The Supreme Court justices yesterday filed personal financial disclosure statements for 1979 showing all but three of the nine to be considerably poorer than most of the lawyers who argue before them.
Only Chief Justice Warren E. Burger and Associate Justices Potter Stewart and Lewis F. Powell Jr. reported any significant wealth in addition to their salaries.
None of the nine listed substantial changes in their financial status since the previous year's disclosure statements were filed. The forms, required by the Ethics in Government Act, provide only ranges of income and holdings rather than figures.
Burger reported investment income of between $10,000 and $34,000 in 1979. His holdings, valued at between $800,000 and $1.4 million, included a major investment in Minnesota Mining & Manufacturing Co. and land in Minnesota and Virginia.
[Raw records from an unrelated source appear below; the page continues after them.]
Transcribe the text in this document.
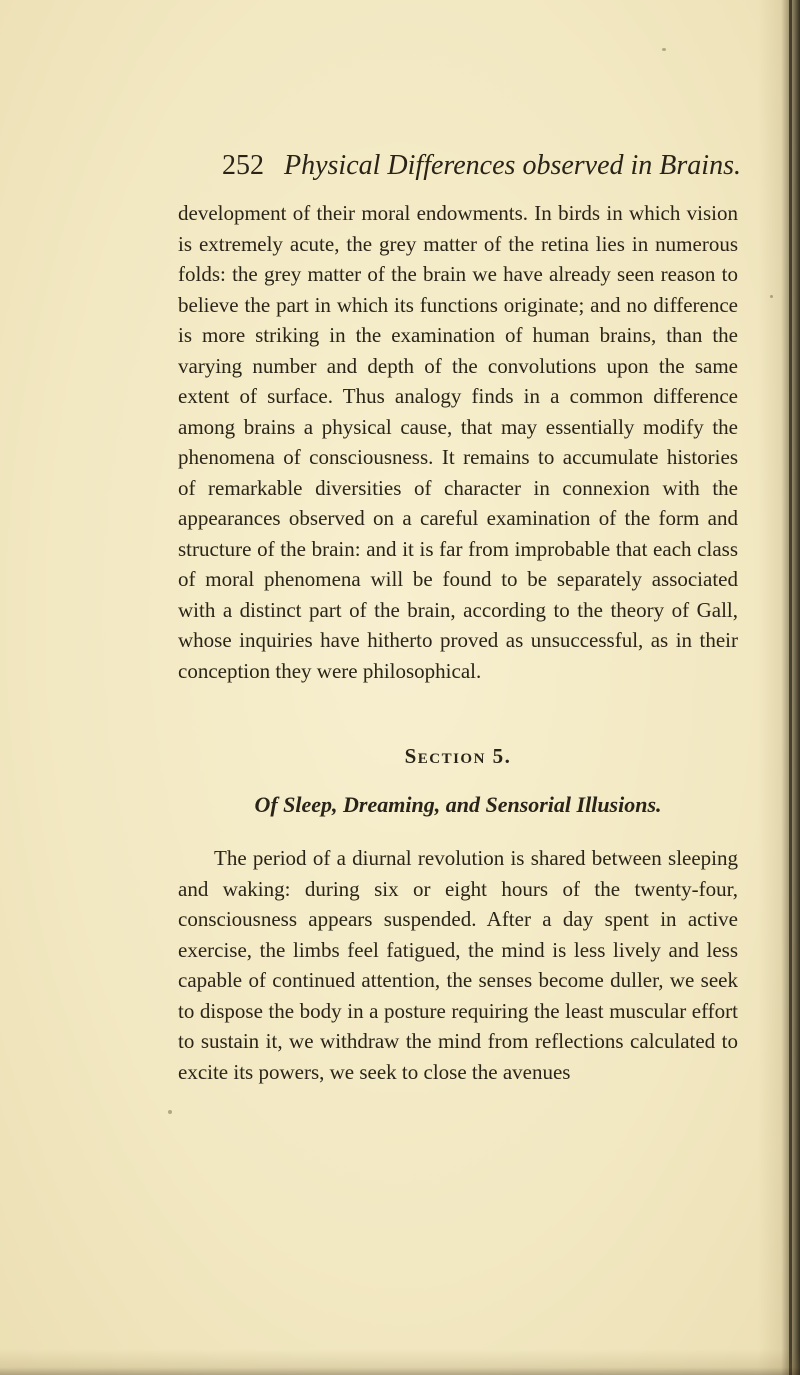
252 Physical Differences observed in Brains.

development of their moral endowments. In birds in which vision is extremely acute, the grey matter of the retina lies in numerous folds: the grey matter of the brain we have already seen reason to believe the part in which its functions originate; and no difference is more striking in the examination of human brains, than the varying number and depth of the convolutions upon the same extent of surface. Thus analogy finds in a common difference among brains a physical cause, that may essentially modify the phenomena of consciousness. It remains to accumulate histories of remarkable diversities of character in connexion with the appearances observed on a careful examination of the form and structure of the brain: and it is far from improbable that each class of moral phenomena will be found to be separately associated with a distinct part of the brain, according to the theory of Gall, whose inquiries have hitherto proved as unsuccessful, as in their conception they were philosophical.

Section 5.
Of Sleep, Dreaming, and Sensorial Illusions.

The period of a diurnal revolution is shared between sleeping and waking: during six or eight hours of the twenty-four, consciousness appears suspended. After a day spent in active exercise, the limbs feel fatigued, the mind is less lively and less capable of continued attention, the senses become duller, we seek to dispose the body in a posture requiring the least muscular effort to sustain it, we withdraw the mind from reflections calculated to excite its powers, we seek to close the avenues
Stewart reported investment income of between $100,000 and $239,000. His reported holdings in trusts, stocks and bonds totaled between $675,000 and $1.5 million. His family's largest, holding was a trust set by his wife's parents; its sole investment was stock in Wilmar Corp.
Powell reported between $120,000 and $266,000 in investment income and between $1.8 million and $3.8 million in holdings, most in trusts.
The six other justices reported relatively little wealth beyond their salaries of $72,000. Burger, as chief justice, is paid $75,000.